Sunday, 9 February 2014

When Edwina Currie took on Jack Monroe

Former Tory MP Edwina Currie's main claim to fame was that she used to put a shine on John Major's knob when he was Prime Minister. Jack Monroe is a food writer who went through a period of incredible financial hardship and began to blog about her recipes that allowed her to feed herself and her son on about a tenner a week. A little over a week ago they came to blows on television, with Mother Currie accusing little Miss Monroe of being a middle class type on the make. La Monroe's howls of anguish were an entertainment in themselves, and all in all I scored that bout as a technical knockout for Edwina Currie.

It is not that Jack was never poor because she obviously was for a few months.
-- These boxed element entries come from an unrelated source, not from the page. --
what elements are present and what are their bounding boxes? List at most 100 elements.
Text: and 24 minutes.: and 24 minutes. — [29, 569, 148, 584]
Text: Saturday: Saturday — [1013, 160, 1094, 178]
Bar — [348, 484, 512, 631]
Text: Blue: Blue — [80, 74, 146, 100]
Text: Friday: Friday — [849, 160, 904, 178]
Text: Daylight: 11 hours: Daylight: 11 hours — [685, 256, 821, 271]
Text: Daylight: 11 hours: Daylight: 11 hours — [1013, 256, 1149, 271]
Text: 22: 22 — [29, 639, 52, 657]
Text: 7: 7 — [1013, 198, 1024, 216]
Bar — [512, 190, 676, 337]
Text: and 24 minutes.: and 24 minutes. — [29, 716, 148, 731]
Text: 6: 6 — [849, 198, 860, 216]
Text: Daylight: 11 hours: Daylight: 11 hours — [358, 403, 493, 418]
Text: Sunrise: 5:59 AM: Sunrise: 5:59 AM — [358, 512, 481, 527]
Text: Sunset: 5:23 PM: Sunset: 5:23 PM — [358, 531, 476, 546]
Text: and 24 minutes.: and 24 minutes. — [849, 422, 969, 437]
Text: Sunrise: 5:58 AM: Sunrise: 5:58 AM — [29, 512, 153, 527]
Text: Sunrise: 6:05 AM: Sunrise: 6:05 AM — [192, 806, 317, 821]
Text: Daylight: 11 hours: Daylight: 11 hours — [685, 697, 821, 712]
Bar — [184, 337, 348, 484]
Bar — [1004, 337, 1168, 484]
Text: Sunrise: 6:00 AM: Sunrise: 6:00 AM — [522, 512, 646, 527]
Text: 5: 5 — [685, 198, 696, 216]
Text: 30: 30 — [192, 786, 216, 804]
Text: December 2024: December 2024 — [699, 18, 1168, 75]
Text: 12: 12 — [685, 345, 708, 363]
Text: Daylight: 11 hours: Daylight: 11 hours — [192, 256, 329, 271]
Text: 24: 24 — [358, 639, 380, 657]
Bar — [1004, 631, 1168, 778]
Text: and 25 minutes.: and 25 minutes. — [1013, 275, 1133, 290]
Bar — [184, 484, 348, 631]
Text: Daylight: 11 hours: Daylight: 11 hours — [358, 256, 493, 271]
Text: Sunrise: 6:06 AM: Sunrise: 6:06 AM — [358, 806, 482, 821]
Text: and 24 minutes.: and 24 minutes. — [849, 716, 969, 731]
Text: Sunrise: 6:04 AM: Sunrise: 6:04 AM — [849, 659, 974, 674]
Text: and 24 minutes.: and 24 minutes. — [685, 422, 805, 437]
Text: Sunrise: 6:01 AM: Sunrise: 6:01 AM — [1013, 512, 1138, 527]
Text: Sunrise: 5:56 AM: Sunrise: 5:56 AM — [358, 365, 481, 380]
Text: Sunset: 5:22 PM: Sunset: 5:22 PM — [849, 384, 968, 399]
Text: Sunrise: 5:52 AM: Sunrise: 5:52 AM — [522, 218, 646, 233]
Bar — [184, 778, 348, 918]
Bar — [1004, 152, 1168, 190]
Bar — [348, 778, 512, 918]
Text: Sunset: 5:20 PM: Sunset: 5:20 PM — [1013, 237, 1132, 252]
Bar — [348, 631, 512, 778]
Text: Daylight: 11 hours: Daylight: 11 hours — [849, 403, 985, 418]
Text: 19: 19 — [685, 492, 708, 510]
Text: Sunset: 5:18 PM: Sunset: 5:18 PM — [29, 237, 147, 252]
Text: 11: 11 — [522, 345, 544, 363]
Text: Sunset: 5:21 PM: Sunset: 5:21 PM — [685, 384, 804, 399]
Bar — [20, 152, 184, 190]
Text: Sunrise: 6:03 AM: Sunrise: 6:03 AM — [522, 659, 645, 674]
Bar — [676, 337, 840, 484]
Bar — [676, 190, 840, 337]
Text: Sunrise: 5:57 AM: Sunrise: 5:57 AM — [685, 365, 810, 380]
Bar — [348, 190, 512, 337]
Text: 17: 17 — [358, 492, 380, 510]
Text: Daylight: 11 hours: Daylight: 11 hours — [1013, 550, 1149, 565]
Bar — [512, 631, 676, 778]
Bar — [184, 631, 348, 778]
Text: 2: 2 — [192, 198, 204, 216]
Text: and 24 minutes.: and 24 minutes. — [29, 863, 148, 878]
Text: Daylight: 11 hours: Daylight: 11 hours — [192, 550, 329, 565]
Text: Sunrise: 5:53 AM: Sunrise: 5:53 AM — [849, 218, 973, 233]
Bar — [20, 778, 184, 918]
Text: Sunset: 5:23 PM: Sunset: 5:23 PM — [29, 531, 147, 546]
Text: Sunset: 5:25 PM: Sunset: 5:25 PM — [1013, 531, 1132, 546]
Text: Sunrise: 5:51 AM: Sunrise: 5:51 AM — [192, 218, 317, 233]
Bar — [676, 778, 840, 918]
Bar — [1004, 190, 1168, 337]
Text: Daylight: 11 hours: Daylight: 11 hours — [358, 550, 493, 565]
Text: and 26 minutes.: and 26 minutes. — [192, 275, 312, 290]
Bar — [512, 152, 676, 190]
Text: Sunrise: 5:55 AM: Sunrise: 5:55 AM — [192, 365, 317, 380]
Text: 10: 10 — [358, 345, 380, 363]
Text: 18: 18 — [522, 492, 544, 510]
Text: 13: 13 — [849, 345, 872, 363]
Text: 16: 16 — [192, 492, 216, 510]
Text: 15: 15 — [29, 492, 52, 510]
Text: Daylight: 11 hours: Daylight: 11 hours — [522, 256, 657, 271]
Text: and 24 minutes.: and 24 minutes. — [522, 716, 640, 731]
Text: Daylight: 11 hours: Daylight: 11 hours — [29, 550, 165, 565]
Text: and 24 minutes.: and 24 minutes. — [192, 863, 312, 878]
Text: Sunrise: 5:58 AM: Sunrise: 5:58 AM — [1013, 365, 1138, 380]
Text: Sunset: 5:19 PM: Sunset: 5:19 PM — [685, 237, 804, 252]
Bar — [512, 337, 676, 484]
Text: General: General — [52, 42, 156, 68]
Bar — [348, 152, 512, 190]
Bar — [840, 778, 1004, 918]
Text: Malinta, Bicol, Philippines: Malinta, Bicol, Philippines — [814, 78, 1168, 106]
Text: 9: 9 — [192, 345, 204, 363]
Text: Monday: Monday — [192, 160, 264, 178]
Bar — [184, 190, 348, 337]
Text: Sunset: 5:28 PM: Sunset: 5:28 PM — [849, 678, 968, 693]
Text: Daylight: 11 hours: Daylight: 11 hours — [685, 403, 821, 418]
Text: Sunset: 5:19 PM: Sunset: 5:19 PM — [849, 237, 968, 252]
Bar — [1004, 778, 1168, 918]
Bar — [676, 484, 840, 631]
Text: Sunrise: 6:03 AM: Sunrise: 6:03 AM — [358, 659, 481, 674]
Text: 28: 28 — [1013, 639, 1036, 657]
Nor is it that she did not have to sell just about everything that she owned to get by and still found herself with only a few pounds left over to feed her young son when some of her benefits were not paid properly. No, the point is that Jack Monroe was a nice middle class gel from a nice family who found herself on her uppers for a short period of time. Had she taken that as her starting point then the right would not be able to attack her, but she doesn't. What she does is try to present herself as being more proletarian than thou, and that will not work for the granddaughter of a hotel owner, who is also the daughter of a senior fire brigade officer and a nurse. Certainly not when faced with a political bruiser like Edwina Currie...

Jack Monroe has become the voice of poverty porn for the Guardian reading middle class, none of whom would have given her a second glance had she not been a young, attractive, girl who writes the recipes that they want to make in their kitchens. Poor people have been producing dishes like stovies, since time immemorial, but the gobby harridans who churn out such delicacies do not fit into the Guardian's view of what a poor person should be. Jack Monroe does which is why she was able to work her ticket  out of poverty and back into the warm embrace of the middle class that spawned her.

I am sure that she will continue to work her ticket, probably all the way into the House of Commons. It's amazing what a few weeks of hardship can do for a person, especially if they have the cultural knowledge that allows them to market that poverty in a way that is acceptable to the consumers of poverty porn over at the Guardian and the BBC.

Which is pretty much the point that Edwina Currie was making, if you think about it.